Samstag, 20. April 2024

Archiv


Musikkassette ade

Die Compact Cassette gehörte von den 70ern bis Mitte der 90er in jede Stube, zumindest in jedes Jugendzimmer. Kopfhörer auf - und man war in seiner Welt. Inzwischen hat die Tonträgerindustrie der Kassette als Medium abgeschworen. Und zu Hause sind die Kassettenstapel längst in den Keller oder auf den Dachboden gewandert. Man nimmt sich nicht mehr die Zeit, sie abzuhören. Doch: Genau das kann sich lohnen.

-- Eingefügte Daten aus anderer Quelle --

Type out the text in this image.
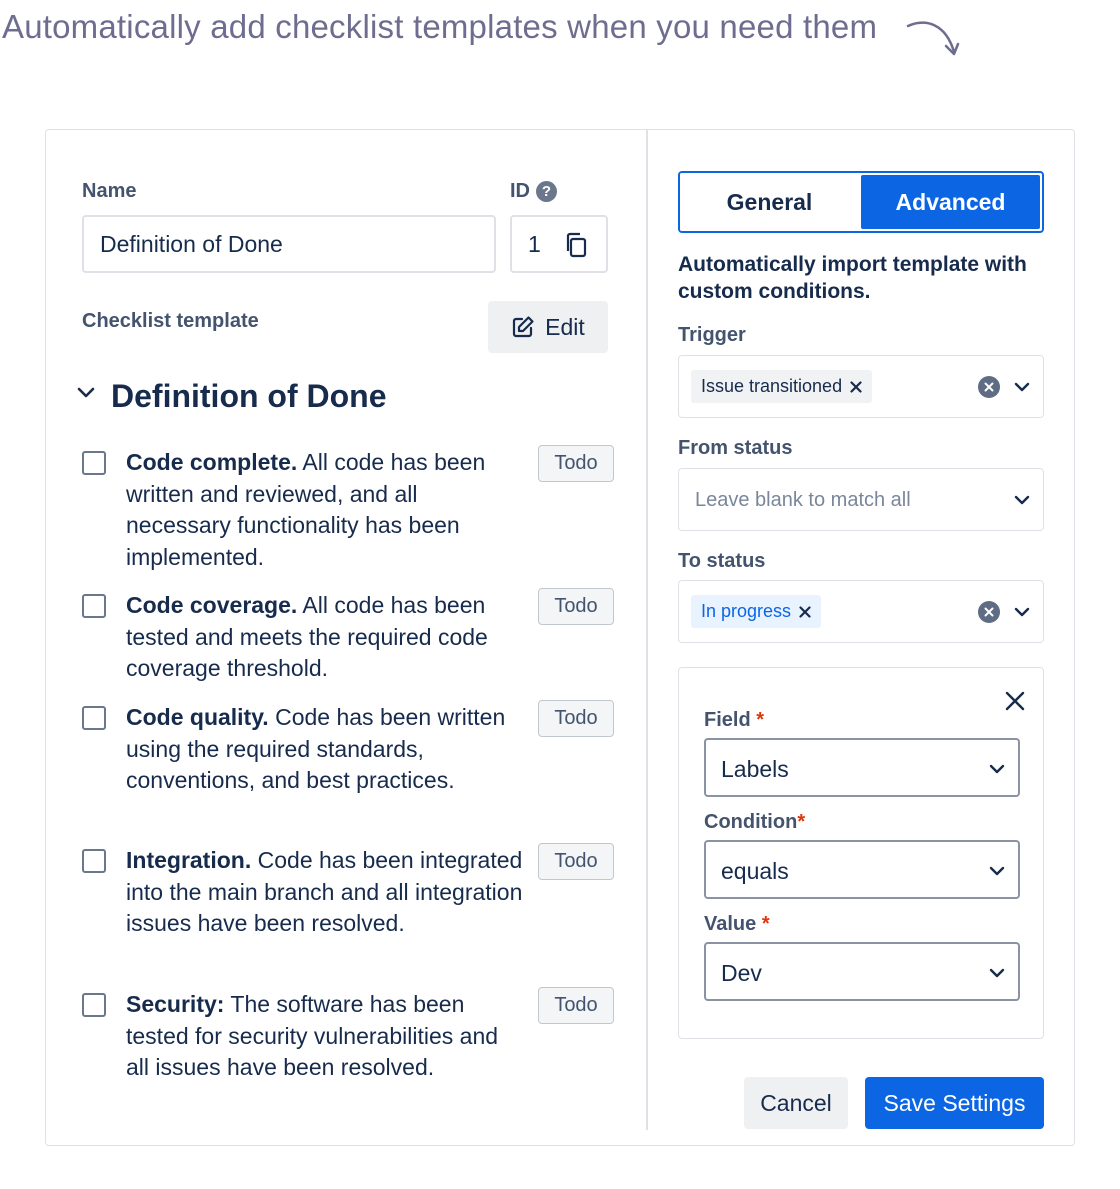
Automatically add checklist templates when you need them
Name
Definition of Done
ID ?
1
Checklist template	Edit
Definition of Done
Code complete. All code has been written and reviewed, and all necessary functionality has been implemented.
Todo
Code coverage. All code has been tested and meets the required code coverage threshold.
Todo
Code quality. Code has been written using the required standards, conventions, and best practices.
Todo
Integration. Code has been integrated into the main branch and all integration issues have been resolved.
Todo
Security: The software has been tested for security vulnerabilities and all issues have been resolved.
Todo
General	Advanced
Automatically import template with custom conditions.
Trigger
Issue transitioned
From status
Leave blank to match all
To status
In progress
Field *
Labels
Condition*
equals
Value *
Dev
Cancel	Save Settings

Von Henning Hübert | 12.05.2007
    Raus aus der Hülle, rein in das silbergraue Kassettendeck. Das hatte im Phono-Rack schon ordentlich Staub angesetzt. Die Kassette - schwarze Hülle, knallgelbes Etikett, spielt. Auch nach 25 Jahren Pause. Das Karl May-Hörspiel "Winnetou I". Die Löschzungen aus Plastik am Oberrand der Kassette sind heraus gebrochen - zum Schutz.

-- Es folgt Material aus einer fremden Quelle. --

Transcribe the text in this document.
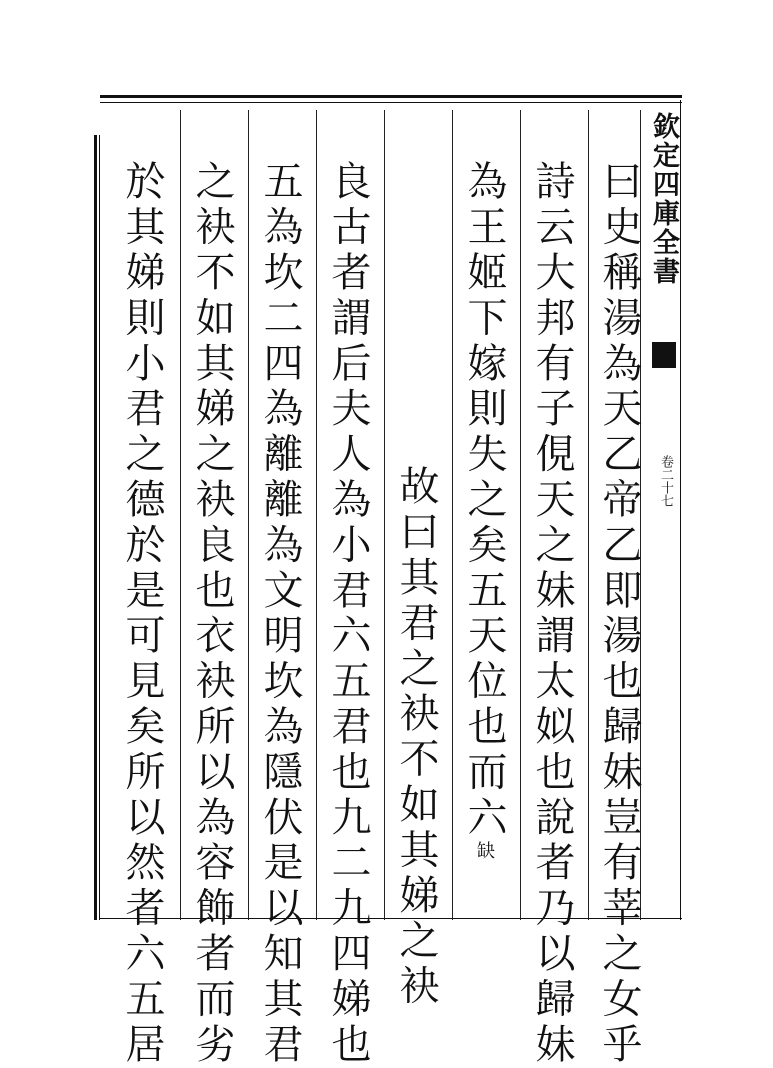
欽定四庫全書
卷二十七
曰史稱湯為天乙帝乙即湯也歸妹豈有莘之女乎
詩云大邦有子俔天之妹謂太姒也說者乃以歸妹
為王姬下嫁則失之矣五天位也而六缺
故曰其君之袂不如其娣之袂
良古者謂后夫人為小君六五君也九二九四娣也
五為坎二四為離離為文明坎為隱伏是以知其君
之袂不如其娣之袂良也衣袂所以為容飾者而劣
於其娣則小君之德於是可見矣所以然者六五居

    " Ich war erst ein paar Wochen im Wilden Westen. "

    Die Kassetten - reinste Jugenderinnerungen - aus den 70ern, 80ern stapeln sich im Keller. Auch die vom Beginn der 90ger Jahre. Abba-Mitschnitte, Udo Lindenberg, Tonkassetten, von denen man die ersten Computerspiele herunter geladen hat: für den ZX 81 oder den Commodore. Sie sind irgendwie übrig geblieben. Ein Paar C60iger. Doch meistens sind es C90iger Kassetten mit Aufnahmeplatz für zwei Mal 45 Minuten. Die Sorten bunt gemischt: Normal, Chromdioxyd super II oder Metall.

    "Man sieht, es dreht sich was. In de Regel ist dann auch was drauf, wenn sie sich gedreht hat."

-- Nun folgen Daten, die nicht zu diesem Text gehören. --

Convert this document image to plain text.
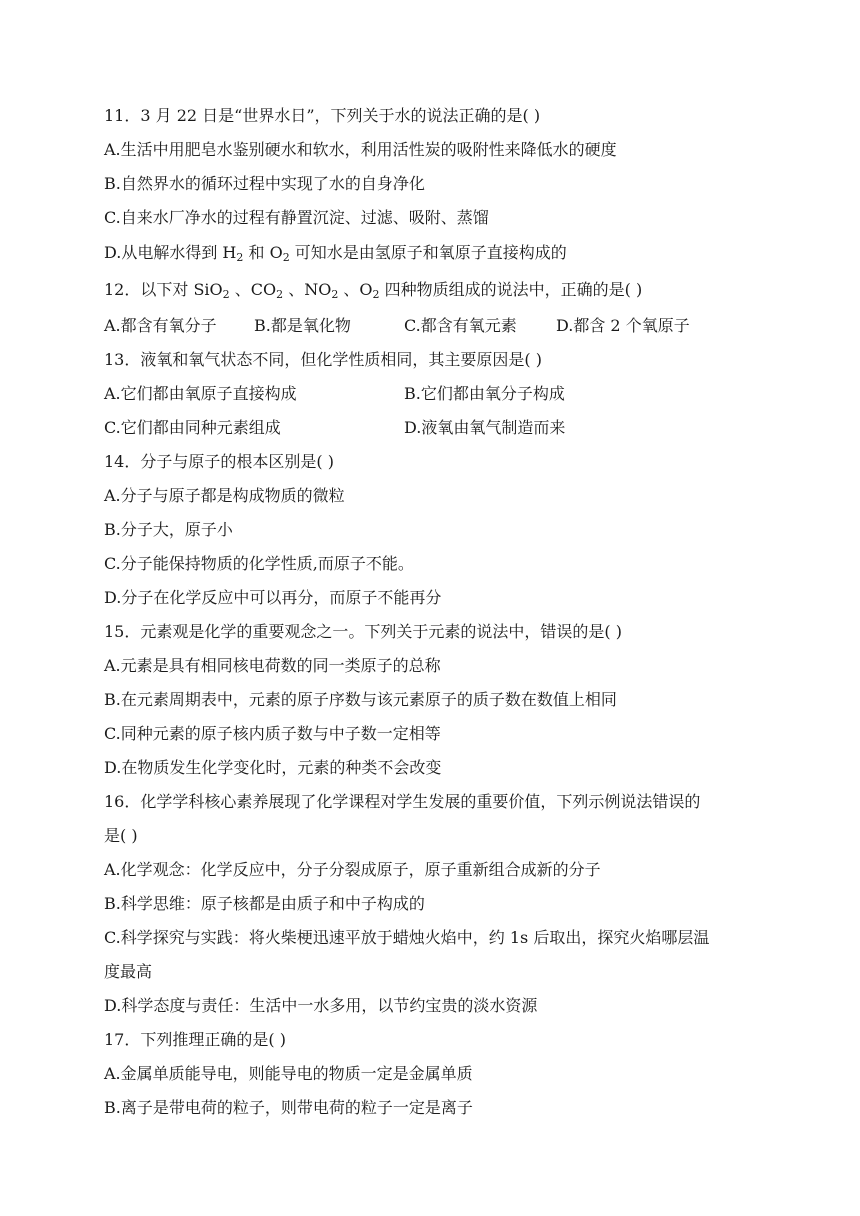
11．3 月 22 日是“世界水日”，下列关于水的说法正确的是( )
A.生活中用肥皂水鉴别硬水和软水，利用活性炭的吸附性来降低水的硬度
B.自然界水的循环过程中实现了水的自身净化
C.自来水厂净水的过程有静置沉淀、过滤、吸附、蒸馏
D.从电解水得到 $H_2$ 和 $O_2$ 可知水是由氢原子和氧原子直接构成的
12．以下对 SiO$_2$ 、$CO_2$ 、$NO_2$ 、$O_2$ 四种物质组成的说法中，正确的是( )
A.都含有氧分子 B.都是氧化物	C.都含有氧元素 D.都含 2 个氧原子
13．液氧和氧气状态不同，但化学性质相同，其主要原因是( )
A.它们都由氧原子直接构成	B.它们都由氧分子构成
C.它们都由同种元素组成	D.液氧由氧气制造而来
14．分子与原子的根本区别是( )
A.分子与原子都是构成物质的微粒
B.分子大，原子小
C.分子能保持物质的化学性质,而原子不能。
D.分子在化学反应中可以再分，而原子不能再分
15．元素观是化学的重要观念之一。下列关于元素的说法中，错误的是( )
A.元素是具有相同核电荷数的同一类原子的总称
B.在元素周期表中，元素的原子序数与该元素原子的质子数在数值上相同
C.同种元素的原子核内质子数与中子数一定相等
D.在物质发生化学变化时，元素的种类不会改变
16．化学学科核心素养展现了化学课程对学生发展的重要价值，下列示例说法错误的
是( )
A.化学观念：化学反应中，分子分裂成原子，原子重新组合成新的分子
B.科学思维：原子核都是由质子和中子构成的
C.科学探究与实践：将火柴梗迅速平放于蜡烛火焰中，约 1s 后取出，探究火焰哪层温
度最高
D.科学态度与责任：生活中一水多用，以节约宝贵的淡水资源
17．下列推理正确的是( )
A.金属单质能导电，则能导电的物质一定是金属单质
B.离子是带电荷的粒子，则带电荷的粒子一定是离子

    So Walter Schlund, Toningenieur, der für fast alle ARD-Anstalten überträgt und produziert. Was er heute sagt, klingt eher nach Hohelied als nach Requiem für die Compact Cassette. Und ist eine Empfehlung für den Radio-Reporter von heute: Nimm einen Kassettenrekorder zum Interview. Und zieh den Kopfhörer auf. Walter Schlund:

    "Es ist mal was drauf. Bei einem guten Gerät kann man Hinterband abhören. Und dann ist man auf der ganz sicheren Seite. Oder: Lassen Sie mal eine Audiokassette fallen und lassen Sie mal eine Festplatte fallen. Da werden sie sehen, wo sie hinkommen."

    Dennoch: Die CDs, iPods und MP3-Player haben die Kassette inzwischen besiegt. Außer bei den ganz kleinen Hörern:

    " In den CD-Player legen die Kinder ne Scheibe Wurst ein. Bei der Audiokassette kommen die gar nicht erst auf die Idee." "

    Und es stimmt: Zumindest Benjamin-Blümchen-Kassetten und Co gibt es auch heute noch fast überall neu zu kaufen. Doch die Gesamtstatistik ist eindeutig: Vor gut zwanzig Jahren waren 4 von 5 verkauften Tonträgern noch Musikkassetten. Dann begann der Rückzug. Die letzte Zahl aus dem Jahr 2004: Marktanteil unter 5 Prozent. Die Leer-Kassetten für die Aufnahmen zu Hause gibt es in den Auslagen vor den Kassen der Lebensmitteldiscounter schon seit über einem Jahr gar nicht mehr zu kaufen. Zu unmodern.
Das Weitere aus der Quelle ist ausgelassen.